Norwegian seafood in China

Scale and diversity: 2025 market snapshot

This is not an exhaustive list of the ins and outs of Norwegian seafood exports to China but these numbers show some of the more notable shifts seen across the market in 2025, which saw an overall 31% year-on-year growth in value for Norwegian seafood exports. It is also important to note that, while some of the growth figures are impressive, this is a story dominated by salmon.

Proportion of species going to China

52% of Norwegian redfish was exported to China
26% of Norwegian prawns went to China
24% of haddock went to the country
9% of total Norwegian mackerel went to the country
78% of Norwegian Greenland halibut went to China

A vast and diverse market

Getting your head around just what the Chinese market means can be a lot: 

A population of some 1.4 billion people spread across a huge country but concentrated in cities and urban areas around the south east, China is diverse in culture and food preferences, though seafood – including river fish and species such as sea cucumber not common in the west – are a strong current running through most regions.

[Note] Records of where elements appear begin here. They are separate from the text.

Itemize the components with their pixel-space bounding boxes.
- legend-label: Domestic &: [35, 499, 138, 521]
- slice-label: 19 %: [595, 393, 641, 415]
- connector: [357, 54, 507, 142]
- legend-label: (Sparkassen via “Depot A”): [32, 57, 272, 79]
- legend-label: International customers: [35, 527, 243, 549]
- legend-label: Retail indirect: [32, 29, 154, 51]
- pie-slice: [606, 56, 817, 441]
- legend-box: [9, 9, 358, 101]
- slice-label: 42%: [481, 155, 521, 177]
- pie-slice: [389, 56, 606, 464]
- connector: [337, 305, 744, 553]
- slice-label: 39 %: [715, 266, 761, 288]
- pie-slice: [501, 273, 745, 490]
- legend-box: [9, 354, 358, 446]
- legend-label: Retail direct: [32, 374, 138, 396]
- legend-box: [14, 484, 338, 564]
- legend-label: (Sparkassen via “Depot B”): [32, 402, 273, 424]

It can be helpful to think of the vast country in the same way you might think of an entire region of the world. From the outside, it might seem a unified group, but country by country and region by region, tastes, norms and cultures are notably different. 

Photo: Nikhil Mitra
It can be helpful to think of the vast country in the same way you might think of an entire region of the world.

The same is true of someone from Shanghai versus someone from Chongqing; someone from a tier-one city versus tier two; someone from an urban metropolis versus a rural area.

Still, generalisations can be made: there is an openness and ease with which Chinese consumers try new foods, for example, which itself comes from an openness to learning that is ingrained into culture and tradition, opening the door for imported products that build on existing tastes for healthy seafood.